The provided laboratory setup and procedures involve essential steps for PCR amplification and gel electrophoresis, utilizing specified materials and equipment. Precise pipetting and adherence to the outlined procedures are crucial for successful experimentation.

1. Necessity of Primers in PCR:
   • To initiate DNA replication, primers are crucial on both sides of the DNA segment to be amplified. DNA polymerase requires a primer with a 3' hydroxyl terminus to start synthesizing a new DNA strand. A single-stranded DNA circle cannot serve as a template for DNA polymerase because the enzyme cannot initiate DNA strand formation. Primers, complementary to the DNA template, define the starting point for replication, attaching to the template before the polymerase can bind to the free 3' end of the primer.
2. Origin of Taq DNA Polymerase Name:
   • Taq DNA polymerase derives its name from Thermus aquaticus, a thermophilic bacterium. Isolated from this bacterium, Taq DNA polymerase is known for its heat resistance, thriving in high-temperature environments like hot springs.

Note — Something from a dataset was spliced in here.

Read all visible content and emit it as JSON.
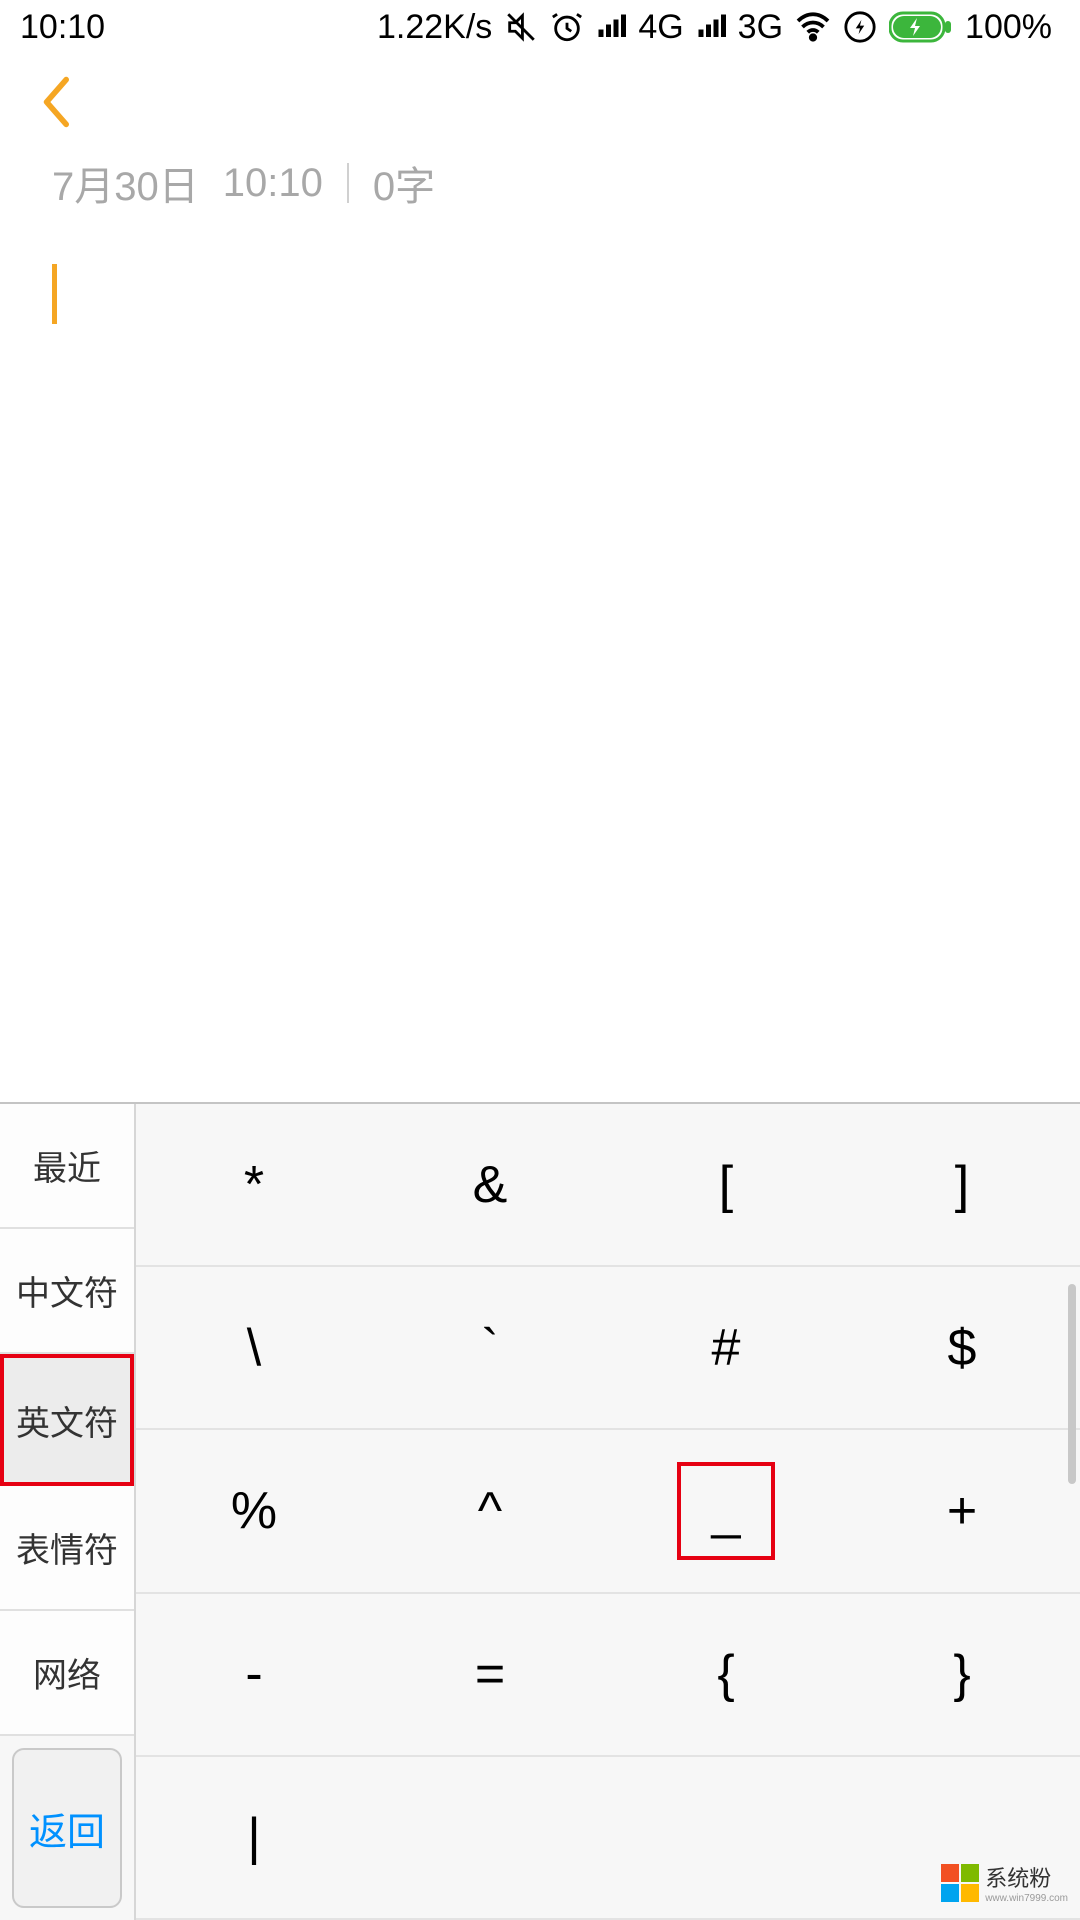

Its heat resistance makes it suitable for the denaturation step in PCR.
3. Composition and Functions of Master Mix Components:
   • Nucleotides (A, T, G, C): Essential building blocks of DNA, necessary for DNA polymerases to synthesize new complementary strands.
   • Deoxnucleoside Triphosphates (dNTPs): Adenine, Guanine, Thymine, and Cytosine, raw materials for DNA polymerases.

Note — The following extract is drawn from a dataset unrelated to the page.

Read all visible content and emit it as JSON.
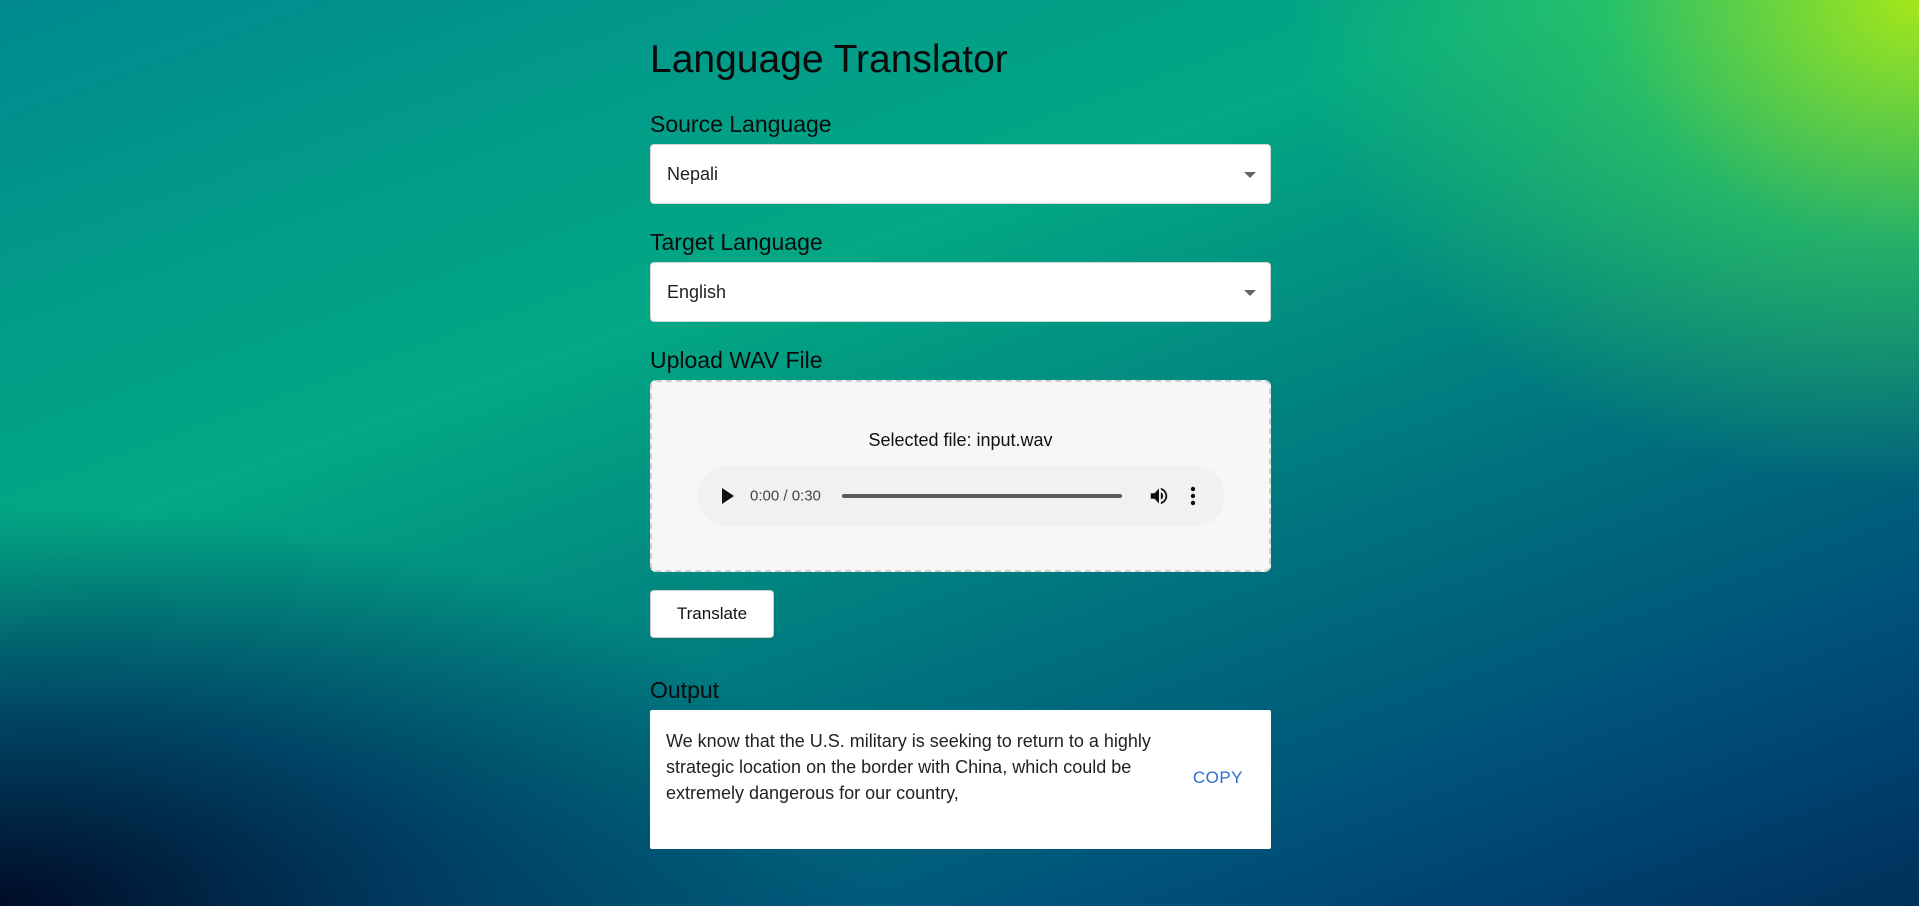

   • DNA Polymerase: Enzyme reading the DNA template and assembling nucleotides into a new DNA chain.
   • Magnesium Ions: Cofactors required by DNA polymerase for its function in creating the DNA chain.
   • Oligonucleotide Primers: Fragments of DNA complementary to the 3' ends of the DNA template, serving as the starting point for replication.

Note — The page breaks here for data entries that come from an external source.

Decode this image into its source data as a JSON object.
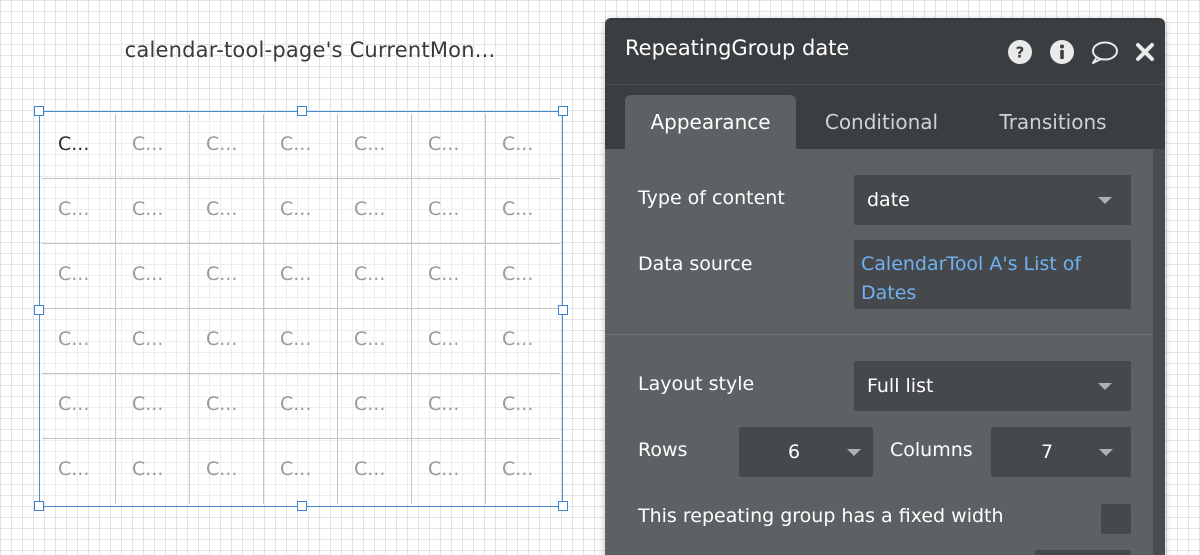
{
  "canvas": {
    "title": "calendar-tool-page's CurrentMon...",
    "cells": [
      "C...",
      "C...",
      "C...",
      "C...",
      "C...",
      "C...",
      "C...",
      "C...",
      "C...",
      "C...",
      "C...",
      "C...",
      "C...",
      "C...",
      "C...",
      "C...",
      "C...",
      "C...",
      "C...",
      "C...",
      "C...",
      "C...",
      "C...",
      "C...",
      "C...",
      "C...",
      "C...",
      "C...",
      "C...",
      "C...",
      "C...",
      "C...",
      "C...",
      "C...",
      "C...",
      "C...",
      "C...",
      "C...",
      "C...",
      "C...",
      "C...",
      "C..."
    ]
  },
  "panel": {
    "title": "RepeatingGroup date",
    "icons": [
      "help-icon",
      "info-icon",
      "comment-icon",
      "close-icon"
    ],
    "tabs": [
      "Appearance",
      "Conditional",
      "Transitions"
    ],
    "active_tab": "Appearance",
    "type_of_content": {
      "label": "Type of content",
      "value": "date"
    },
    "data_source": {
      "label": "Data source",
      "value": "CalendarTool A's List of Dates"
    },
    "layout_style": {
      "label": "Layout style",
      "value": "Full list"
    },
    "rows": {
      "label": "Rows",
      "value": "6"
    },
    "columns": {
      "label": "Columns",
      "value": "7"
    },
    "fixed_width": {
      "label": "This repeating group has a fixed width"
    }
  },
  "colors": {
    "selection": "#4a8fd6",
    "panel_bg": "#5d6163",
    "panel_header": "#3b3e40",
    "field_bg": "#46494b",
    "link": "#6fb1f2"
  }
}
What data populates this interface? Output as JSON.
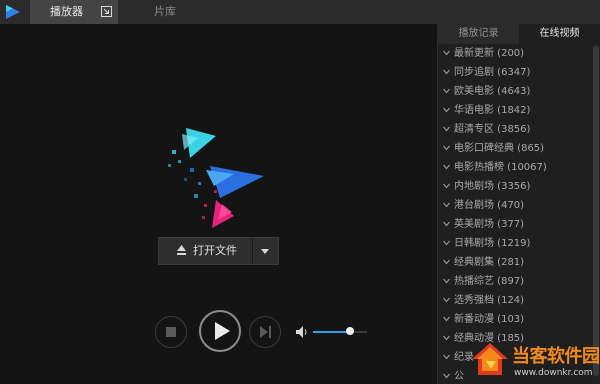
{
  "colors": {
    "accent": "#2ea0e8",
    "brand_cyan": "#39d3e6",
    "brand_blue": "#2a6fe0",
    "brand_pink": "#e8237e",
    "watermark_orange": "#f28a1b"
  },
  "header": {
    "tabs": [
      {
        "label": "播放器",
        "active": true
      },
      {
        "label": "片库",
        "active": false
      }
    ]
  },
  "player": {
    "open_file_label": "打开文件",
    "volume_level": 0.68
  },
  "sidebar": {
    "tabs": [
      {
        "label": "播放记录",
        "active": false
      },
      {
        "label": "在线视频",
        "active": true
      }
    ],
    "categories": [
      {
        "label": "最新更新 (200)"
      },
      {
        "label": "同步追剧 (6347)"
      },
      {
        "label": "欧美电影 (4643)"
      },
      {
        "label": "华语电影 (1842)"
      },
      {
        "label": "超清专区 (3856)"
      },
      {
        "label": "电影口碑经典 (865)"
      },
      {
        "label": "电影热播榜 (10067)"
      },
      {
        "label": "内地剧场 (3356)"
      },
      {
        "label": "港台剧场 (470)"
      },
      {
        "label": "英美剧场 (377)"
      },
      {
        "label": "日韩剧场 (1219)"
      },
      {
        "label": "经典剧集 (281)"
      },
      {
        "label": "热播综艺 (897)"
      },
      {
        "label": "选秀强档 (124)"
      },
      {
        "label": "新番动漫 (103)"
      },
      {
        "label": "经典动漫 (185)"
      },
      {
        "label": "纪录"
      },
      {
        "label": "公"
      }
    ]
  },
  "watermark": {
    "title": "当客软件园",
    "url": "www.downkr.com"
  }
}
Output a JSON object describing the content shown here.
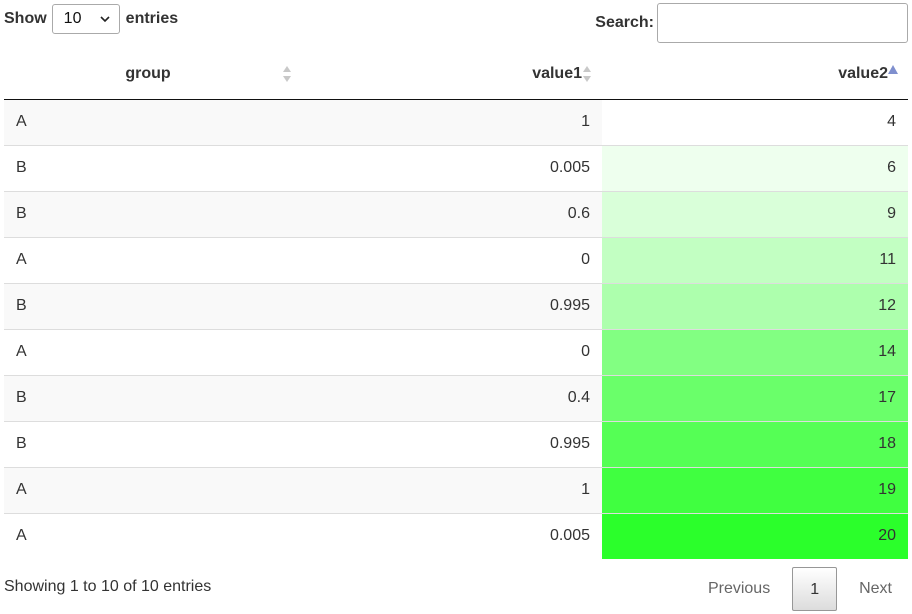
{
  "length_menu": {
    "prefix": "Show",
    "selected": "10",
    "suffix": "entries"
  },
  "search": {
    "label": "Search:",
    "value": ""
  },
  "table": {
    "columns": [
      "group",
      "value1",
      "value2"
    ],
    "sorted_column": "value2",
    "sort_direction": "ascending",
    "rows": [
      {
        "group": "A",
        "value1": "1",
        "value2": "4",
        "value2_bg": "#ffffff"
      },
      {
        "group": "B",
        "value1": "0.005",
        "value2": "6",
        "value2_bg": "#eeffee"
      },
      {
        "group": "B",
        "value1": "0.6",
        "value2": "9",
        "value2_bg": "#d9ffd9"
      },
      {
        "group": "A",
        "value1": "0",
        "value2": "11",
        "value2_bg": "#c2ffc2"
      },
      {
        "group": "B",
        "value1": "0.995",
        "value2": "12",
        "value2_bg": "#adffad"
      },
      {
        "group": "A",
        "value1": "0",
        "value2": "14",
        "value2_bg": "#82ff82"
      },
      {
        "group": "B",
        "value1": "0.4",
        "value2": "17",
        "value2_bg": "#6aff6a"
      },
      {
        "group": "B",
        "value1": "0.995",
        "value2": "18",
        "value2_bg": "#55ff55"
      },
      {
        "group": "A",
        "value1": "1",
        "value2": "19",
        "value2_bg": "#40ff40"
      },
      {
        "group": "A",
        "value1": "0.005",
        "value2": "20",
        "value2_bg": "#2bff2b"
      }
    ]
  },
  "info": "Showing 1 to 10 of 10 entries",
  "pagination": {
    "previous": "Previous",
    "current": "1",
    "next": "Next"
  },
  "colors": {
    "sort_active": "#7f8fce",
    "sort_inactive": "#c8c8c8"
  }
}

   • Salt Buffer: Provides an ionic environment and pH to optimize the reaction and maintain DNA polymerase stability.
4. PCR Amplification Cycle Steps and Reactions:

1. • A complete PCR involves 40 cycles (Table 7.1).
2. Precise Length Target DNA Sequence Amplification Explanation:
   • The precise length target DNA sequence starts amplifying from the third cycle onwards. In the initial cycles, heat denaturation and primer binding occur, but the synthesized strand still contains regions of non-interest. From Cycle 3, the target DNA sequence amplifies, ensuring that only the desired segment is replicated in subsequent cycles. Amplification starts only when the newly synthesized strand contains the target sequence (Figure 7.1).